Benefits and practical applications

Practical advantages for QC/QA labs and regulated industries include:

• Reduced operator burden and variability: routine automated checks replace many manual, expertise‑dependent actions.
• Improved compliance posture: traceable internal standards, recorded verification events and ValPro documentation help meet regulatory and forensic scrutiny.
• Faster decision making: system suitability using real sample references streamlines acceptance/rejection workflows by aligning instrument verification with actual sample matrices.
• Lower total cost of ownership: having required traceable standards preinstalled eliminates the need for additional hardware purchases and simplifies setup for audited environments.
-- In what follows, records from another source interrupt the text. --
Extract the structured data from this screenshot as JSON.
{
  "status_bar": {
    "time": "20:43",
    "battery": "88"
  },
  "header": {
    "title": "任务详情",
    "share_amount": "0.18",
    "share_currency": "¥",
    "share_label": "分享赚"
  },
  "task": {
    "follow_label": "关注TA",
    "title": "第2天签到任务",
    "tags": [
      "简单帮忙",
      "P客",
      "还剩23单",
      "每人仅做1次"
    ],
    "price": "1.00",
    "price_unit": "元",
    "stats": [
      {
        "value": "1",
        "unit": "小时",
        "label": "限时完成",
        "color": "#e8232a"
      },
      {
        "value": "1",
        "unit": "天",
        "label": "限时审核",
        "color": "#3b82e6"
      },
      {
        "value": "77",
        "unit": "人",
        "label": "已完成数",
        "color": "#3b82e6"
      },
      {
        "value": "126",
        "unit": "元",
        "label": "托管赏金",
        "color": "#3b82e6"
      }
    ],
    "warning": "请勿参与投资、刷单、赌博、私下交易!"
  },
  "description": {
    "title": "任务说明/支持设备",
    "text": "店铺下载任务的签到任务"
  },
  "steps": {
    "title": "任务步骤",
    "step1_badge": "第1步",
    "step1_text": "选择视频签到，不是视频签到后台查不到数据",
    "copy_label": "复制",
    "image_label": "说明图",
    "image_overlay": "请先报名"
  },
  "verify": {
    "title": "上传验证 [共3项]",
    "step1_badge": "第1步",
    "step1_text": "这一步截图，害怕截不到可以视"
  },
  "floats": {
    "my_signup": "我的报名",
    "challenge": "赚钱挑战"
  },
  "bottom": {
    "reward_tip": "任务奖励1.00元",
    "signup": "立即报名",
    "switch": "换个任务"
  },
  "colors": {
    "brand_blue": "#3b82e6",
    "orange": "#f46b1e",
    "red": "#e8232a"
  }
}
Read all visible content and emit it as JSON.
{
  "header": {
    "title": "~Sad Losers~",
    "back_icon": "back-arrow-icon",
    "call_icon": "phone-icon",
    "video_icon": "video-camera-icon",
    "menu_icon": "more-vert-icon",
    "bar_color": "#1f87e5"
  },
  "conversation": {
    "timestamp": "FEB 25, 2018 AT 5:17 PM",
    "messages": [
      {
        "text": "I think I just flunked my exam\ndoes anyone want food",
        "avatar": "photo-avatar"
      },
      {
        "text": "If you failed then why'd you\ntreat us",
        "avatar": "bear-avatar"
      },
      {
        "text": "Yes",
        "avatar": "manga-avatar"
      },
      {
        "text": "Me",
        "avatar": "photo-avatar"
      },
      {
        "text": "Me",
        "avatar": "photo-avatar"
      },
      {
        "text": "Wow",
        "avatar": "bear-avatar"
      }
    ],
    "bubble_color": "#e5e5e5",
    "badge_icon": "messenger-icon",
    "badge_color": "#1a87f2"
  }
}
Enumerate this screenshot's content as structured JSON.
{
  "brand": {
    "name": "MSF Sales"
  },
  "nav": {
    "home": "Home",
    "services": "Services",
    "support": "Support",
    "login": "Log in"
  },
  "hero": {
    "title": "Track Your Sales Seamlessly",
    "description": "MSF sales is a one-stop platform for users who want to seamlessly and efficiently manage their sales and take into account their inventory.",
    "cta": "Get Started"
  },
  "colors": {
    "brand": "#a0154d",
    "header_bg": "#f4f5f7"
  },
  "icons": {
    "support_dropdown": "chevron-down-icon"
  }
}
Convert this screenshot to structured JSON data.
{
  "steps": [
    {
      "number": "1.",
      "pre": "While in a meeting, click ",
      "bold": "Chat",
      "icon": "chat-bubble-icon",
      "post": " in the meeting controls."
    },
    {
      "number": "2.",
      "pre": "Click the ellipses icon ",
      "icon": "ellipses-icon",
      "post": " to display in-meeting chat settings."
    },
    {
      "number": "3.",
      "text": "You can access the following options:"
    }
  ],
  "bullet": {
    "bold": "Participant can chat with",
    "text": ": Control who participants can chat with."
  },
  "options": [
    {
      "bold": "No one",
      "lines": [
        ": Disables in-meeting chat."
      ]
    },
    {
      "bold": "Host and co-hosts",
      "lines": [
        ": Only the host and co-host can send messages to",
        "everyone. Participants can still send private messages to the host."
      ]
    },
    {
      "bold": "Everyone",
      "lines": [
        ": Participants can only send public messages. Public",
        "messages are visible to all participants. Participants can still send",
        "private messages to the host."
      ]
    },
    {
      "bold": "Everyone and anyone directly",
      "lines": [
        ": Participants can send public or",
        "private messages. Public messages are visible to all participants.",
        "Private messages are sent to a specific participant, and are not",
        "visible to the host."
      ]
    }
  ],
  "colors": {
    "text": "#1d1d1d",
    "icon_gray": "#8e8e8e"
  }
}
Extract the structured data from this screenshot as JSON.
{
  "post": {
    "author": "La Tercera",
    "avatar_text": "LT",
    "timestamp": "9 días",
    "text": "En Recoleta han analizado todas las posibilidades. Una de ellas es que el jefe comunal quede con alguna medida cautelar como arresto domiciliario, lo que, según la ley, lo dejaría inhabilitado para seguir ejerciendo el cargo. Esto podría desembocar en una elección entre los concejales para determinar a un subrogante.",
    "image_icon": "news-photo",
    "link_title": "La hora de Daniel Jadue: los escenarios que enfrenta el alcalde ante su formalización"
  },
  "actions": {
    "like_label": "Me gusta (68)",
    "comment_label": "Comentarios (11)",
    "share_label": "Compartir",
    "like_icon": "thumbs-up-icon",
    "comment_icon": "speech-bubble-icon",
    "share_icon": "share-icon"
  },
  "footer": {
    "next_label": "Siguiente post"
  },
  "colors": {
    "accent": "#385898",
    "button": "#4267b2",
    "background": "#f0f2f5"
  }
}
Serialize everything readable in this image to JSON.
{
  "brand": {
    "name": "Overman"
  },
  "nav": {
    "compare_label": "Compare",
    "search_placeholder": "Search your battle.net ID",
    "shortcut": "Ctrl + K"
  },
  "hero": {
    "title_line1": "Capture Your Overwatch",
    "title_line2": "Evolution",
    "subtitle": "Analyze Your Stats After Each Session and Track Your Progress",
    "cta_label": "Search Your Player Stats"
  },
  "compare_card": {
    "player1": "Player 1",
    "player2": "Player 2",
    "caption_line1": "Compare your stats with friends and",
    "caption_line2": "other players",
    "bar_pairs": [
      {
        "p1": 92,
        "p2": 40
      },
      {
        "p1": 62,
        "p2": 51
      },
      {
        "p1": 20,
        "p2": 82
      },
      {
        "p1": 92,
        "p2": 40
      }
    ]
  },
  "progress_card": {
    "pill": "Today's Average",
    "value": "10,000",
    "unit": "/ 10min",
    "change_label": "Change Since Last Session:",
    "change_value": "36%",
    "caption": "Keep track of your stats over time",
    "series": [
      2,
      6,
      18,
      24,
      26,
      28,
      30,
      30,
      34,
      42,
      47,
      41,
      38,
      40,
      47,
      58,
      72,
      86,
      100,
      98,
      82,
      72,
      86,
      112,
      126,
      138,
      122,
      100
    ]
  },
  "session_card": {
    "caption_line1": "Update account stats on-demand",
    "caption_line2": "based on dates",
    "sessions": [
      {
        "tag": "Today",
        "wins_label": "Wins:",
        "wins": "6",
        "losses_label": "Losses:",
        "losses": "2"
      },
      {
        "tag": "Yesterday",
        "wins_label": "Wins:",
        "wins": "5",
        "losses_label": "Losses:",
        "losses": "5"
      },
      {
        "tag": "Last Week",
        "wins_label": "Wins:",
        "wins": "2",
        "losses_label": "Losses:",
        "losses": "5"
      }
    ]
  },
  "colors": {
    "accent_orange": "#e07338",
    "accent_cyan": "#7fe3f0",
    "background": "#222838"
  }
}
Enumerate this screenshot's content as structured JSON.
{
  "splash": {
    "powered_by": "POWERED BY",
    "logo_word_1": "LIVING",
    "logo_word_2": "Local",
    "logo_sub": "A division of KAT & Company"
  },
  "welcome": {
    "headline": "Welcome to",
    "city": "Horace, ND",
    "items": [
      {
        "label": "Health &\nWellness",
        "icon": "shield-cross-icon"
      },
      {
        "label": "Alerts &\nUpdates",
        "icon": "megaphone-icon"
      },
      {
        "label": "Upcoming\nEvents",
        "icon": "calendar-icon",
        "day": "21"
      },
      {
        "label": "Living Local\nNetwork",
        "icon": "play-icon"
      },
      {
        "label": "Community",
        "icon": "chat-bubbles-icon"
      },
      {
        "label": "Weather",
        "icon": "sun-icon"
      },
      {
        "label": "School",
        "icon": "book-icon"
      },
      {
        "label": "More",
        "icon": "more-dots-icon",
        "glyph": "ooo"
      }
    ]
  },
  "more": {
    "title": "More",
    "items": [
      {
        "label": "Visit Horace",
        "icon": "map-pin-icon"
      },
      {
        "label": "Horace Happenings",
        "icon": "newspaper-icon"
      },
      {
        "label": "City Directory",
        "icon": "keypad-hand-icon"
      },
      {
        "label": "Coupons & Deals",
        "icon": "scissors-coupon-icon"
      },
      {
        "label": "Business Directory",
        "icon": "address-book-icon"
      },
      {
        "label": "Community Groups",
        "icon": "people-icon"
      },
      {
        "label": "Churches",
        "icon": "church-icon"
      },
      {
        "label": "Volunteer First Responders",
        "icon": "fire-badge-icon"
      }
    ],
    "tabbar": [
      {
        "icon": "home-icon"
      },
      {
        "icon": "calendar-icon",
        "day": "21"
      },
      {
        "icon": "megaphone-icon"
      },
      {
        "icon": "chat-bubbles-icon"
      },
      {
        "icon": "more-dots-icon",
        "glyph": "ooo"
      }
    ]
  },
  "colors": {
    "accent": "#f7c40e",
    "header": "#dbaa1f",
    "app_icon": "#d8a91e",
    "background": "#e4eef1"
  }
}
Future trends and applications

Potential directions and wider uses for integrated SPV concepts:

• Deeper automation and LIMS integration to trigger verification, route decision outcomes and archive validation records automatically into laboratory information management systems.
• Machine‑learning enhanced spectral quality monitoring to identify subtle degradation modes (optics contamination, source aging) before specifications are affected.
• Expanded matrix‑specific suitability libraries to cover broader industry sectors (food, polymers, forensics) with preconfigured tests and thresholds, further reducing method development time.
• Cloud‑based trend analytics for fleet‑level instrument health monitoring across multiple sites, enabling proactive maintenance and cross‑site standardization.

Conclusion

Integrating system performance verification as a fundamental design element in the Nicolet iS20 spectrometer and OMNIC software provides QC laboratories with automated, traceable and auditable assurance of instrument fitness. The combination of internal traceable standards, configurable system suitability tests, automated PV, visible status indicators and optional ValPro validation addresses both routine QC needs and stringent regulatory requirements. These capabilities reduce risk, improve confidence in spectral results and simplify compliance workflows from data collection through audit.

References

• Application note describing system performance verification for the Thermo Scientific Nicolet iS20 FTIR spectrometer, Thermo Fisher Scientific, document TN51508 (2020).
• ASTM and pharmacopeial methods for FTIR performance verification referenced within ValPro documentation.